Ceramics present archaeologists with a medium to explore the range and intensity of interactions across space and over time. Style associations between regions indicate, at a minimum, communication, trade, or possibly migration coupled with an open disposition with respect to social identity formation. Conversely, style boundaries may develop for a variety of reasons, including but not limited to geographically restricted levels of interaction and more insular attitudes towards outgroups. Gordon Willey (1991) drew these alternatives into a cyclical model, shifting between broad style horizons and regionalized traditions.

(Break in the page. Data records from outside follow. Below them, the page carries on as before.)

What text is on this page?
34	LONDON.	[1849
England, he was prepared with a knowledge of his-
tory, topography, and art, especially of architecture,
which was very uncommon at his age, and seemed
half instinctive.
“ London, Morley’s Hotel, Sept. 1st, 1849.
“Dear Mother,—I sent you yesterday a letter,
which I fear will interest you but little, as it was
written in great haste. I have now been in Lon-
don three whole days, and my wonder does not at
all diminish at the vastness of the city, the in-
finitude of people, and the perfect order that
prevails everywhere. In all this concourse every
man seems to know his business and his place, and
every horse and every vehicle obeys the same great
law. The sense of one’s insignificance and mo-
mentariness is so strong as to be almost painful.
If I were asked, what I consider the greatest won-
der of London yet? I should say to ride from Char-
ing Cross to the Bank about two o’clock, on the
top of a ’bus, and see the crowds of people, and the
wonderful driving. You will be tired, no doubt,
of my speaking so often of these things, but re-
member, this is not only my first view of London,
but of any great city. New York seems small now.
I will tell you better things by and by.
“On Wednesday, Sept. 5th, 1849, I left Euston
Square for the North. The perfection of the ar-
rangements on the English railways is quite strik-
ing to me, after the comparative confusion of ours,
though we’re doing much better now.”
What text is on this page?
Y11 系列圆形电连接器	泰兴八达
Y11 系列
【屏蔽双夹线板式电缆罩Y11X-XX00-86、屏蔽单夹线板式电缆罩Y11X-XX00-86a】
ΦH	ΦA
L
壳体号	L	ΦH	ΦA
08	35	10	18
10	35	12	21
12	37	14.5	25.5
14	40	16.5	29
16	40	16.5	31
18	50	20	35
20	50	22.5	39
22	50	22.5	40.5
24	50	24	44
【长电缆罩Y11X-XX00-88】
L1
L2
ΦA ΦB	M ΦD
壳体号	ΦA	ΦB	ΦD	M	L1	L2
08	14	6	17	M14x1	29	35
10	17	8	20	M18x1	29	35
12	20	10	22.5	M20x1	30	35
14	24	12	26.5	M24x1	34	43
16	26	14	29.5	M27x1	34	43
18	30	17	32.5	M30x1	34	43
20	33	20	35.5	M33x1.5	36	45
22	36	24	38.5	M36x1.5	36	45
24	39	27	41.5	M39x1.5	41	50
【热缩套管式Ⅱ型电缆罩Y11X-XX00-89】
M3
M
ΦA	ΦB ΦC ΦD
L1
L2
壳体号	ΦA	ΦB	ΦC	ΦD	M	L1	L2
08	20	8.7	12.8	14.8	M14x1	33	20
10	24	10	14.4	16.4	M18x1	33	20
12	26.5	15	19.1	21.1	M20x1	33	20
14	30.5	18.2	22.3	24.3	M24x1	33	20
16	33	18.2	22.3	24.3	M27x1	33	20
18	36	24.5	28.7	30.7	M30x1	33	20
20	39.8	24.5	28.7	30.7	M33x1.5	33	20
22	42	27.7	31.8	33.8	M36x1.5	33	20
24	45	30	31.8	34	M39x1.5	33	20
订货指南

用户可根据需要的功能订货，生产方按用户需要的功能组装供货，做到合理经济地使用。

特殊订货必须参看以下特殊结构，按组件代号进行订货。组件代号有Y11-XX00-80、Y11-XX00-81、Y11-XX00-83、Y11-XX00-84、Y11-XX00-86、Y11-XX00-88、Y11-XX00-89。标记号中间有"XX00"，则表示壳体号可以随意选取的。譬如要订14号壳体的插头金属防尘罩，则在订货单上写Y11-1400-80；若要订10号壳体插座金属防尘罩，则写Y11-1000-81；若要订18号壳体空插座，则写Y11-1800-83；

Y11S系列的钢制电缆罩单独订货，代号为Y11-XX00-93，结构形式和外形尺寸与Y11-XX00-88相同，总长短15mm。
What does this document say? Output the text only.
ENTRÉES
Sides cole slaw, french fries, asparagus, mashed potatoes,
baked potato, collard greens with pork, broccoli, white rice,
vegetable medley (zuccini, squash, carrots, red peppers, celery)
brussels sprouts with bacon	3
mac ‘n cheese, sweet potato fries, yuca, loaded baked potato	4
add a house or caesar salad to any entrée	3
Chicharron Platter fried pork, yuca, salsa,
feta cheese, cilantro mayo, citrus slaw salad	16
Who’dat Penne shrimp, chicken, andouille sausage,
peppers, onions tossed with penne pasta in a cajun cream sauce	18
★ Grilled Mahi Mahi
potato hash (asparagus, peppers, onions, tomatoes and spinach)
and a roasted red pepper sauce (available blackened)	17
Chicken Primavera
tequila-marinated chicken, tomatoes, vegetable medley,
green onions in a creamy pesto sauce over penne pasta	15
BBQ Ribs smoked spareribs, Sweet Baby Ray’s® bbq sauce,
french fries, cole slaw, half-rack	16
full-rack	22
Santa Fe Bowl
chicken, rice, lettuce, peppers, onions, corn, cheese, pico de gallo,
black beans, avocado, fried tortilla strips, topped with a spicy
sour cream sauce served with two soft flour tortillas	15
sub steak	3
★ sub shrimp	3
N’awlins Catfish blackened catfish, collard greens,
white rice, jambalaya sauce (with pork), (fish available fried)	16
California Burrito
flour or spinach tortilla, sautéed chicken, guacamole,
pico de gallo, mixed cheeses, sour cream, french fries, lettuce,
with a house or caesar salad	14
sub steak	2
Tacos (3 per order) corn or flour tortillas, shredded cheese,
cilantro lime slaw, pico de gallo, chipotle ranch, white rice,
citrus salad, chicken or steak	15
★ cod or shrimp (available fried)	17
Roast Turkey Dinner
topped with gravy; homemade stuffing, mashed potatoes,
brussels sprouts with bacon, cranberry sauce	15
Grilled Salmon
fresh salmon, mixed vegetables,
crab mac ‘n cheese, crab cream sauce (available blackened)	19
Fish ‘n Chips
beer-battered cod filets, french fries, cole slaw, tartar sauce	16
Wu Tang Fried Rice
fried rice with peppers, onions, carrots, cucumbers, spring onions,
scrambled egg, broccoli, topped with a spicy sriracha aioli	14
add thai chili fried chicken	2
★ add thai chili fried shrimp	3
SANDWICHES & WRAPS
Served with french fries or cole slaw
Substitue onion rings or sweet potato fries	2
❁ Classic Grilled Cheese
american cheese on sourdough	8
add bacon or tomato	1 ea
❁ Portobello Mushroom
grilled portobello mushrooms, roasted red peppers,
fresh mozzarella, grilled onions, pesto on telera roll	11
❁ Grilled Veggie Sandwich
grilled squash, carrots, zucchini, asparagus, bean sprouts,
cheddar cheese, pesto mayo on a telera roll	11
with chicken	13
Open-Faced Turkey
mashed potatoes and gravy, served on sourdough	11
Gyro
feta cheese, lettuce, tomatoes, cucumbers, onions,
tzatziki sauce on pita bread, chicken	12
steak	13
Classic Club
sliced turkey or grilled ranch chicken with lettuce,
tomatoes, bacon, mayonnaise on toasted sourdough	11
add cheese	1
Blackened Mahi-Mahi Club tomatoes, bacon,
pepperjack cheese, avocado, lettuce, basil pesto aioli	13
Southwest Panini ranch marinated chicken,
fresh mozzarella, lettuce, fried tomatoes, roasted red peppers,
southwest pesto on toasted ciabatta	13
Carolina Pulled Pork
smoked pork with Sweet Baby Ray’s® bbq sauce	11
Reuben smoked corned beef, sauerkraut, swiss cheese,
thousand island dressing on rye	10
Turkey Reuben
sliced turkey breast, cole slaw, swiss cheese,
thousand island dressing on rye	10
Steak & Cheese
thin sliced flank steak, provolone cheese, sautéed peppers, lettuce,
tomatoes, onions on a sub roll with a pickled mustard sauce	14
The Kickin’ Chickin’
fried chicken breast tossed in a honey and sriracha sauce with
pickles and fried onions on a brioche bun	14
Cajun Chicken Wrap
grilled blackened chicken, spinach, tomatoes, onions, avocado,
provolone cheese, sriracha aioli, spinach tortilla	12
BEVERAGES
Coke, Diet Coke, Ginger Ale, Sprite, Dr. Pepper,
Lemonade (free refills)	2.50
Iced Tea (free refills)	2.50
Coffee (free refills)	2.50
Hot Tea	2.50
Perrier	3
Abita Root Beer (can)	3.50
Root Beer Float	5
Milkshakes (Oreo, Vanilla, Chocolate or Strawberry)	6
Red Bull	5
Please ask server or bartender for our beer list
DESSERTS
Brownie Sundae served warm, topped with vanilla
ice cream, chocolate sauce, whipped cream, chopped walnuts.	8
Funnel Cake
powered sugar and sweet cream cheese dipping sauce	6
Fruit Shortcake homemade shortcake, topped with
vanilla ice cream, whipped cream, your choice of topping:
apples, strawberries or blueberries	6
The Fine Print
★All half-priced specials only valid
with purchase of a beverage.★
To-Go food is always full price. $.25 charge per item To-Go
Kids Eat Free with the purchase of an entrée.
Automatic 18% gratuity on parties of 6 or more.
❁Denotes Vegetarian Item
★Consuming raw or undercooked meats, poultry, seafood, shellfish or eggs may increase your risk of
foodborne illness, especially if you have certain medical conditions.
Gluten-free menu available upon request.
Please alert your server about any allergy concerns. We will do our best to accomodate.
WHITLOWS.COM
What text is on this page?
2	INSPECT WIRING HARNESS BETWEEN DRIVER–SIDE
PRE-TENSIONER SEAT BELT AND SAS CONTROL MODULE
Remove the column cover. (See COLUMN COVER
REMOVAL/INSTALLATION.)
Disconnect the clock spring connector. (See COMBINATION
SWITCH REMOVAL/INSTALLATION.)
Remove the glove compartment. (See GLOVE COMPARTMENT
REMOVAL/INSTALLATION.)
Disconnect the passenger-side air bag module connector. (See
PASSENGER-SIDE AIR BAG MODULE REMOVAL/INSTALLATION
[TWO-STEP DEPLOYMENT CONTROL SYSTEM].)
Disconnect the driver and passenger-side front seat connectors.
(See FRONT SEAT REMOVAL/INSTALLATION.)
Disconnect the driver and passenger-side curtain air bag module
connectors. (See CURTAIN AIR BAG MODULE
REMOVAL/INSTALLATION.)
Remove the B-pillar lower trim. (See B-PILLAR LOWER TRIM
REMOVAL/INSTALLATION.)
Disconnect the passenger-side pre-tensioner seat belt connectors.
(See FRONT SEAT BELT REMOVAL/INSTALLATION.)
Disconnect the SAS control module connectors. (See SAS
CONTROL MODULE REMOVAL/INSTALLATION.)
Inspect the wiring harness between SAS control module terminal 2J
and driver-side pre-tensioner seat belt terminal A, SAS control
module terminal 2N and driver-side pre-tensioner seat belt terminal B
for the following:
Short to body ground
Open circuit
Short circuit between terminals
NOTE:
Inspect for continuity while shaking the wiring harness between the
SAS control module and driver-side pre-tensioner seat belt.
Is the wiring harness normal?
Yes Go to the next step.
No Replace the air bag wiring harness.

Early Mesoamerican style horizons as expressed through ceramics developed along broad networks of open cultural exchanges during the Early and Middle Formative periods. By the Late Formative, however, Mesoamerica fragmented into distinctive regionalized ceramic traditions. We provide a small-scale view of this process at the end of the Middle Formative using compositional sourcing to identify a divergence in the ceramic traditions of two neighboring regions: the Basin of Mexico and Morelos. During this timeframe, groups across lowland Mesoamerica developed an Orange Ware tradition that extended into Morelos. As revealed through neutron activation analysis (NAA) and petrography, the majority of orange/yellow Lacquer Ware found in the Basin of Mexico was imported from Morelos during the late Middle Formative, but Basin potters never adopted Orange Wares into their own style repertoires. The Morelos Orange Ware tradition is the first ceramic style in a long history of interaction between the two regions that was not matched by parallel developments in both regions, thus serving as a reference to an inflection point in the cycling between horizontal integration and regional differentiation that Willey hypothesized. This process continued into the Late Formative when Basin groups realigned with groups to the northwest through the adoption of Chupícuaro ceramic traits.